Back in 2012, police were called to investigate a break-in at a property in the town of Gevelsberg, in the German state of North Rhine-Westphalia.

The burglar had long since vanished, but they were able to seize a sausage that had a chunk bitten out of it, which was suspected to have been eaten and then discarded by the crook.

A DNA sample was obtained from the fragment of sausage, but there was no match in the database until recently - almost a decade later, in fact, when a 30-year-old Albanian man was identified as being the person who had bitten into the sausage during the robbery.

He had been arrested after involvement in a separate violent crime, and police had taken a DNA sample that was entered into the international database.

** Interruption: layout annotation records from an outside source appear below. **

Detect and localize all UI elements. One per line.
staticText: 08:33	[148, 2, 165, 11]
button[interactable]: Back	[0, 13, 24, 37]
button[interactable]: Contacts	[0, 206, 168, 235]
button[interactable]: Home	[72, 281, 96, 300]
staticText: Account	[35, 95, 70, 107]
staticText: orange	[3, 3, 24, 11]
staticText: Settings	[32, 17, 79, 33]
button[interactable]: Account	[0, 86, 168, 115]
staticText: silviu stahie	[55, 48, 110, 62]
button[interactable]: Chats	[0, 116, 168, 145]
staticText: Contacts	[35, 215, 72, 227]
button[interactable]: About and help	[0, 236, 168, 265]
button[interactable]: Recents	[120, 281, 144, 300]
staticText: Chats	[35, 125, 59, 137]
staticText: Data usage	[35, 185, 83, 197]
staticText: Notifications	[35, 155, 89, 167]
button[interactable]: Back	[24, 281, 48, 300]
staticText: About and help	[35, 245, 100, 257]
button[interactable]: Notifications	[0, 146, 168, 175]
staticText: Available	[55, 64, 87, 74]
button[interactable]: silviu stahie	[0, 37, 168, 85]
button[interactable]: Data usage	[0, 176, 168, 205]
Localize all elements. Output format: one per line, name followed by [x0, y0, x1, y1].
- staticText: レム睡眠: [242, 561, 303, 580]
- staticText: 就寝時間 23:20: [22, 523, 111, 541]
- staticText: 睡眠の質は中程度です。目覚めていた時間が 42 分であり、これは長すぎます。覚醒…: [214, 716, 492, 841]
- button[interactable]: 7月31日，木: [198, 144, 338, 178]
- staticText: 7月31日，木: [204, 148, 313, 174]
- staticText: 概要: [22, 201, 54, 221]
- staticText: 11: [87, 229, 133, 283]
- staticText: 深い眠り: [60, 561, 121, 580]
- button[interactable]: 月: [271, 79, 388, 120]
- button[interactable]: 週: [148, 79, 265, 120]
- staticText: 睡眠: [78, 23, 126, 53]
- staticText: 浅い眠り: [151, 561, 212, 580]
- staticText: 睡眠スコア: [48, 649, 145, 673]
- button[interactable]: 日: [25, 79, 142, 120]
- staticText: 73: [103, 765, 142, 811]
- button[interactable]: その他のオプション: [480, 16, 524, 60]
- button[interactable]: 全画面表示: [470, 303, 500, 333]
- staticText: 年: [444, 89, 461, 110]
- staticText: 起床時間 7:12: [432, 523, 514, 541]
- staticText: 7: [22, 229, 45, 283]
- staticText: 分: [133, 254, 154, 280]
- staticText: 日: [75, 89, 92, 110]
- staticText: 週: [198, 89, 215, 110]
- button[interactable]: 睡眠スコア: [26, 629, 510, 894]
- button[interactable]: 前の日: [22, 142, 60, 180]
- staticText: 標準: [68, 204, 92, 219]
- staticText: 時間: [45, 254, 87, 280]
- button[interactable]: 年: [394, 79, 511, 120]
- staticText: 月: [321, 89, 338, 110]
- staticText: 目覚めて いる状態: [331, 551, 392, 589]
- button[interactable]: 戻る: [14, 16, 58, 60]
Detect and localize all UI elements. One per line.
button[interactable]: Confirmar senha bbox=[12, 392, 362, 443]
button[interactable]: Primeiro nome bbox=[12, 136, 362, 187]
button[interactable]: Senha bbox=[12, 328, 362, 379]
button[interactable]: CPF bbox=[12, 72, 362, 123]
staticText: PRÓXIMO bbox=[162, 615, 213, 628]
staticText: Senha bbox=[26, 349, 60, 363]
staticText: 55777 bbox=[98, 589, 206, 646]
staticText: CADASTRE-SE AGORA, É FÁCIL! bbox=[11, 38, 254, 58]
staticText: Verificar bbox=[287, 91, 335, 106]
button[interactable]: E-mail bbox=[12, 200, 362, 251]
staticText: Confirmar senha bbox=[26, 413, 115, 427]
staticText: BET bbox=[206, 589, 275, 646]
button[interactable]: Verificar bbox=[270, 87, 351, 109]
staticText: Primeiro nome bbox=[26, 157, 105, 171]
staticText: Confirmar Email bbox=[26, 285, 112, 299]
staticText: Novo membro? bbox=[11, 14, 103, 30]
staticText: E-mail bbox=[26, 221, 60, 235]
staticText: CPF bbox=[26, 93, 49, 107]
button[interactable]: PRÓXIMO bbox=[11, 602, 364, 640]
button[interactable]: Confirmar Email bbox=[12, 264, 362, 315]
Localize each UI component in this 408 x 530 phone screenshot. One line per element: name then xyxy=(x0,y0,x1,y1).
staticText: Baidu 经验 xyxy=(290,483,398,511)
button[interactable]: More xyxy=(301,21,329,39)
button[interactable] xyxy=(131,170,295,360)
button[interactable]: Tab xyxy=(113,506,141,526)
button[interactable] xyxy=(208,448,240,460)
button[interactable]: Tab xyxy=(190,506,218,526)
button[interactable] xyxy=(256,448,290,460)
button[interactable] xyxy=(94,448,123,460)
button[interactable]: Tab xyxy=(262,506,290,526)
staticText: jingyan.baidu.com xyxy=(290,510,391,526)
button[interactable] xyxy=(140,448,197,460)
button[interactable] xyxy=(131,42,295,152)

As a result, police say they are confident that the DNA match has allowed them to catch the man responsible for the theft dating back to March 2012.

The man had a bit of the sausage back in 2012.
PA

According to the police, the DNA strand had been obtained by the forensic team in North Rhine-Westphalia, who have now re-opened the burglary case and want to have him extradited from France to Germany where the investigation continues.

Yep, DNA is pretty useful in solving crimes - even historic ones. Just ask the former police chief who believes that new DNA studies could help to solve the mystery of the 'spy in the bag'.

Back in August 2010, the decomposing body of MI6 analyst Gareth Williams was found in a locked holdall in the bath of his flat in Pimlico, London.

In 2013, the Metropolitan Police concluded that the Government Communications Headquarters (GCHQ) codebreaker's death was 'probably an accident' and closed the case, but his family have long suspected foul play.

Williams' body was found in 2010.
Metropolitan Police

Earlier this year, former Detective Chief Superintendent Hamish Campbell - who led the probe prior to retirement - has called for a new review of the case, citing DNA analysis as the key to solving the mystery.

Speaking to The Sunday Times, he said: "There may be new forensic possibilities around some of the evidence we found in the flat.

"It might be a sensible option to take another look as part of a forensic review. You can never say never in relation to forensic reviews.

"Forensics do move on. I have experience of reviews where forensics alone will bring a case forward. Not a lot else will.

"It may be that an independent forensic company could be asked to have another look at it within a proper framework. That would be a sensible and reasonable thing to do."